Kedua, Pakistan perlu piawai menggiring kedua pihak pada konsesi yang saling menguntungkan. Mengingat benturan kepentingan yang tajam, konsesi paling logis yang dapat disepakati adalah penarikan mundur total tentara AS dari zona perang dan pembukaan kembali Selat Hormuz oleh Iran. Kedua poin ini, meskipun sederhana, dapat menjadi kesepakatan ideal bagi kedua belah pihak, mengingat besarnya dampak perang yang telah diderita.
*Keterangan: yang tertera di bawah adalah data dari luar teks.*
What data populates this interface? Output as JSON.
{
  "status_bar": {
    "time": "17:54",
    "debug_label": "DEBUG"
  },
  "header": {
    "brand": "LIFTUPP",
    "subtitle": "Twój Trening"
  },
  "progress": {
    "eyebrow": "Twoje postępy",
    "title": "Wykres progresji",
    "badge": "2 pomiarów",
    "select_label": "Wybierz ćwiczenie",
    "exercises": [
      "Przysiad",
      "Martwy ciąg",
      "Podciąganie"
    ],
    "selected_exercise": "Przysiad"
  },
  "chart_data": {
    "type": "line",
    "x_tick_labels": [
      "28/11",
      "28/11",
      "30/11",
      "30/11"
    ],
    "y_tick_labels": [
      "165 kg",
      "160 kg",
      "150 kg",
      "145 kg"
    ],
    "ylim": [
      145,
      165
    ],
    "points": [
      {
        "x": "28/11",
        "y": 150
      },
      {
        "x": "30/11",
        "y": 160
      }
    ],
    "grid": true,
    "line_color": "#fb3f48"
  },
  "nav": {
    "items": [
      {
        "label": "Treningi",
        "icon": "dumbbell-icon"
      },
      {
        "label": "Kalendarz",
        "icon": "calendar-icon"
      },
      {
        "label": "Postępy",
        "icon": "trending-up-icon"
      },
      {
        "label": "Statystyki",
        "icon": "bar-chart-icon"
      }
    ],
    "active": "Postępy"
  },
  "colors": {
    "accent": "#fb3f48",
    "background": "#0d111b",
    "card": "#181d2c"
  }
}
Ketiga, Pakistan perlu membentuk komisi pengawasan gencatan senjata untuk menjamin kepatuhan. Komisi ini dapat melibatkan Rusia, Tiongkok, serta negara-negara Arab yang terdampak dan bersekutu dengan AS di Timur Tengah sebagai anggota. Terakhir, pengaruh Israel dalam proses mediasi harus disingkirkan sejauh mungkin oleh Pakistan.
Opsi gencatan senjata tanpa ujung menjadi pilihan yang perlu dipertimbangkan untuk mengakhiri perang yang telah berlangsung berlarut-larut saat ini.